Mathematical Modeling and Optimization
Author | : Tony Hürlimann |
Publisher | : Springer Science & Business Media |
Total Pages | : 323 |
Release | : 2013-03-14 |
ISBN-10 | : 9781475757934 |
ISBN-13 | : 147575793X |
Rating | : 4/5 (34 Downloads) |
Download or read book Mathematical Modeling and Optimization written by Tony Hürlimann and published by Springer Science & Business Media. This book was released on 2013-03-14 with total page 323 pages. Available in PDF, EPUB and Kindle. Book excerpt: Computer-based mathematical modeling - the technique of representing and managing models in machine-readable form - is still in its infancy despite the many powerful mathematical software packages already available which can solve astonishingly complex and large models. On the one hand, using mathematical and logical notation, we can formulate models which cannot be solved by any computer in reasonable time - or which cannot even be solved by any method. On the other hand, we can solve certain classes of much larger models than we can practically handle and manipulate without heavy programming. This is especially true in operations research where it is common to solve models with many thousands of variables. Even today, there are no general modeling tools that accompany the whole modeling process from start to finish, that is to say, from model creation to report writing.

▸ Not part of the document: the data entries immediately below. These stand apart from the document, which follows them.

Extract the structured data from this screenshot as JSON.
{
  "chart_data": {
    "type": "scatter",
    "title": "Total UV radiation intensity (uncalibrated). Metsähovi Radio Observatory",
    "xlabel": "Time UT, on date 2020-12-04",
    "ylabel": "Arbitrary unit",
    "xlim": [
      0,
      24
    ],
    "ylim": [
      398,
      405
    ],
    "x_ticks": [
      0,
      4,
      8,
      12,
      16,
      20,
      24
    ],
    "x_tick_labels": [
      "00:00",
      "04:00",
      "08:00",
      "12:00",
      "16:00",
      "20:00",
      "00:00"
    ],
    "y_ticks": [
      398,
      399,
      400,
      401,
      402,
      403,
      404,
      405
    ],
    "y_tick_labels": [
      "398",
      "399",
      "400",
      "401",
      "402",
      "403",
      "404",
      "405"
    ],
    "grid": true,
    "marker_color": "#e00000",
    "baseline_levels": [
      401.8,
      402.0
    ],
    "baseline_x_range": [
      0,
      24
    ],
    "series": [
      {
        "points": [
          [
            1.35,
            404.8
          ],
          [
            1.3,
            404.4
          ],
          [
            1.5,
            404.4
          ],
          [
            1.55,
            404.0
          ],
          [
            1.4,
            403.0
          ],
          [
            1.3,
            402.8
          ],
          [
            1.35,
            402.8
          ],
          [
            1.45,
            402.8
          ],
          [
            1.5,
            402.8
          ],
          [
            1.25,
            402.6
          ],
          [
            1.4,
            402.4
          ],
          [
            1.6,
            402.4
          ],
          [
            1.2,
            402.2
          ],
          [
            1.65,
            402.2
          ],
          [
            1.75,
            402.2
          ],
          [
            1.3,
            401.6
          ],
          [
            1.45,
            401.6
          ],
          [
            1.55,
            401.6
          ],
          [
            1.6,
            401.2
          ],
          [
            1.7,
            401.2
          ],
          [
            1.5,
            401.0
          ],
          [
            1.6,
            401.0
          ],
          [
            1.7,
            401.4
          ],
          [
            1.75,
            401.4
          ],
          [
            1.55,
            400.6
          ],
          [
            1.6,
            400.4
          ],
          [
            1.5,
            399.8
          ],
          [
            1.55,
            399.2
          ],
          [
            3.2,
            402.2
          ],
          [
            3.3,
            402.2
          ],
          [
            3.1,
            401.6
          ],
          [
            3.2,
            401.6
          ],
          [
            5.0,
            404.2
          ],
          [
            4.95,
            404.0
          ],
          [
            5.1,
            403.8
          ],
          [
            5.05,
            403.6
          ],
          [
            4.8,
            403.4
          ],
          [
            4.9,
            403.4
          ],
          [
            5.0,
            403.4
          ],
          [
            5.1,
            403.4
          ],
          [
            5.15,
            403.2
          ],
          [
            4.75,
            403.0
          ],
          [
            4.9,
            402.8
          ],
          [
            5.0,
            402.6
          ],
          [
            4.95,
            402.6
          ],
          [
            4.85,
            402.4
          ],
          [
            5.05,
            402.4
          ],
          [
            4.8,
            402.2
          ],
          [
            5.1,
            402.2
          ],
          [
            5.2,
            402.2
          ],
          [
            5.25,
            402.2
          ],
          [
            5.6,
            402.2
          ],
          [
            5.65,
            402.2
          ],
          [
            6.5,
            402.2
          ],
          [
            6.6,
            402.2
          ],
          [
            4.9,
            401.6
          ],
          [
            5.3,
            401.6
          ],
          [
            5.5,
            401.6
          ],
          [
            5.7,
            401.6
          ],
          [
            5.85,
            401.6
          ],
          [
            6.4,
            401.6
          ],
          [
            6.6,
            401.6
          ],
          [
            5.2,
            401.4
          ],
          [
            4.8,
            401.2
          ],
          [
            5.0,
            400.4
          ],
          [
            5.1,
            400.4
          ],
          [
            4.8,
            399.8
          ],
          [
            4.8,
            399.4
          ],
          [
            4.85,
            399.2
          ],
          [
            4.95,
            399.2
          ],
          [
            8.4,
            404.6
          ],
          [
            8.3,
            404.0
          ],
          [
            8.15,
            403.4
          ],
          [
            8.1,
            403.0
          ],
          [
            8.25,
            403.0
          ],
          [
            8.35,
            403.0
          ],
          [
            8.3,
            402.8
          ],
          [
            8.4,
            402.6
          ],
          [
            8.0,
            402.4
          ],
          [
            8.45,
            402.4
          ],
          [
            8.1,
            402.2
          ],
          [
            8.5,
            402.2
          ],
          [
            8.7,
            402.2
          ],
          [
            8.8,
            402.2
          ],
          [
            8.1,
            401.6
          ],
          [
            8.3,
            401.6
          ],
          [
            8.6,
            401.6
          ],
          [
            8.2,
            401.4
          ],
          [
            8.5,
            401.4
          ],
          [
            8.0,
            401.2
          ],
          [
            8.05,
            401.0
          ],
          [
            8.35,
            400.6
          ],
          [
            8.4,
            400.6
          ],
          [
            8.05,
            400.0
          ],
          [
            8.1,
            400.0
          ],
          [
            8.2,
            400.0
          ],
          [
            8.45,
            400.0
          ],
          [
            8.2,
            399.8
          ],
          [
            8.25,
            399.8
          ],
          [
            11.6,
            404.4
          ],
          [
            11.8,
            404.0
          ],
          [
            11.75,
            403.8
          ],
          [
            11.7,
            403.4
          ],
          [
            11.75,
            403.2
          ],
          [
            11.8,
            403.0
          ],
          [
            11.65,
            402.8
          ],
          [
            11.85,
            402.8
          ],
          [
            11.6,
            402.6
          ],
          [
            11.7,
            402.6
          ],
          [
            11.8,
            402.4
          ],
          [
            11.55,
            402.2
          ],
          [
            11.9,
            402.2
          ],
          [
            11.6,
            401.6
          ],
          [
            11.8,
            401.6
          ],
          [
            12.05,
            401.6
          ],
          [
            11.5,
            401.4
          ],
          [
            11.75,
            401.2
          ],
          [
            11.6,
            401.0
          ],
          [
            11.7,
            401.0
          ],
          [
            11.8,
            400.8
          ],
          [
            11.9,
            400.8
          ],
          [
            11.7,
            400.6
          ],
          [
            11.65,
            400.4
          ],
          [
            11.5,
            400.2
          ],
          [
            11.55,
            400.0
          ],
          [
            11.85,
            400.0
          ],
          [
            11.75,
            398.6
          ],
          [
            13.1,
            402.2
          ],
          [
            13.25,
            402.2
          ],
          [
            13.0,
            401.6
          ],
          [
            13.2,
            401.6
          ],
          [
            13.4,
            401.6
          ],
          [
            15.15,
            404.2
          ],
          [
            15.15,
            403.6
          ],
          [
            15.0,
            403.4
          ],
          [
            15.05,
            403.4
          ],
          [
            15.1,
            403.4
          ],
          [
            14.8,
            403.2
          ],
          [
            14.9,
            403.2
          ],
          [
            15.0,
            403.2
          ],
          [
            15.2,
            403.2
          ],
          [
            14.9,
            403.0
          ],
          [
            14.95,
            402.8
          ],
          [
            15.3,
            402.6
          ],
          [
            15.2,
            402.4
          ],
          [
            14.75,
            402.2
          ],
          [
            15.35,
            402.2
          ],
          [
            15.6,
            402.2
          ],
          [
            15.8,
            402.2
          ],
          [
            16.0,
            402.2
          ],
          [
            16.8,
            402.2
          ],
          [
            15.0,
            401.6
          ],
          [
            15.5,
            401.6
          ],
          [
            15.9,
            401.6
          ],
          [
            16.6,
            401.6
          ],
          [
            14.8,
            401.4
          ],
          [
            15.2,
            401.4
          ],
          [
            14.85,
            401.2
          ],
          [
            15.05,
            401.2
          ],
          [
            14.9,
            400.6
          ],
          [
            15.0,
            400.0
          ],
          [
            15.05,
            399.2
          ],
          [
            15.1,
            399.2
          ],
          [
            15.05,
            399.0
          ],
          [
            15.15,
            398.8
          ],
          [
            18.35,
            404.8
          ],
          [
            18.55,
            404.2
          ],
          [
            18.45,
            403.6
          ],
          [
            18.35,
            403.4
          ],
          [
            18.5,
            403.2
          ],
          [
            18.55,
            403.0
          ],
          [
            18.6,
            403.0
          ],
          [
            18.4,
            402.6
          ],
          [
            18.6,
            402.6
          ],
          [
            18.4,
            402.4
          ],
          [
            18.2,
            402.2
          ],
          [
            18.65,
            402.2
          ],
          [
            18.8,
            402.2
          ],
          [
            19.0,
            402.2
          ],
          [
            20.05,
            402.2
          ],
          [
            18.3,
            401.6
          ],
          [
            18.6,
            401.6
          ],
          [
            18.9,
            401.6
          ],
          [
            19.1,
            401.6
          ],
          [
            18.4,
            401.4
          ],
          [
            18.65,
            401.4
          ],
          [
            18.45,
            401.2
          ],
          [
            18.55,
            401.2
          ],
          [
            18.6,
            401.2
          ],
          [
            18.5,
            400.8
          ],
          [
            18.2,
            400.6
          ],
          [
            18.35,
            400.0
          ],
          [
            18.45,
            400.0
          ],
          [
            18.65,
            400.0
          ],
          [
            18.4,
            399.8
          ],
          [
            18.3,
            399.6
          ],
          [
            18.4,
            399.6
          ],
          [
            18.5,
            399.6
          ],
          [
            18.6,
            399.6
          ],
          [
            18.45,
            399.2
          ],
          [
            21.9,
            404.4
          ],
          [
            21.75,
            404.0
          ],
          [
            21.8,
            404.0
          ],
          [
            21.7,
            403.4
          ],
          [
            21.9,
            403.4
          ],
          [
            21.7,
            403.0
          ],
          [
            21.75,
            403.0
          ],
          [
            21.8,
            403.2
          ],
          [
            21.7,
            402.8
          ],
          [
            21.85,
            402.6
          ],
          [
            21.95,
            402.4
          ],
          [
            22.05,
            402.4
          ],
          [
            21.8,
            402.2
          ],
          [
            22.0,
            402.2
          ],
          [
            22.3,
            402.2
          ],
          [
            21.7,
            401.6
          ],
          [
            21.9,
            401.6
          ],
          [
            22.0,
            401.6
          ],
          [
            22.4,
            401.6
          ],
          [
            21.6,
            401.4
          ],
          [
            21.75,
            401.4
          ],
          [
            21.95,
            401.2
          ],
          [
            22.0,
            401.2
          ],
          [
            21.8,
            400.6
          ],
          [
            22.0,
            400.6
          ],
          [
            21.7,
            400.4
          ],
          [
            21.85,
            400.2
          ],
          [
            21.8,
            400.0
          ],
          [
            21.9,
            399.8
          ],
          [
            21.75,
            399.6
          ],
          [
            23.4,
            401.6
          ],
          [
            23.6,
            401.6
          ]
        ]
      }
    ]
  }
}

This book proposes a framework for computer-based modeling. More precisely, it puts forward a modeling language as a kernel representation for mathematical models. It presents a general specification for modeling tools. The book does not expose any solution methods or algorithms which may be useful in solving models, neither is it a treatise on how to build them. No help is intended here for the modeler by giving practical modeling exercises, although several models will be presented in order to illustrate the framework. Nevertheless, a short introduction to the modeling process is given in order to expound the necessary background for the proposed modeling framework.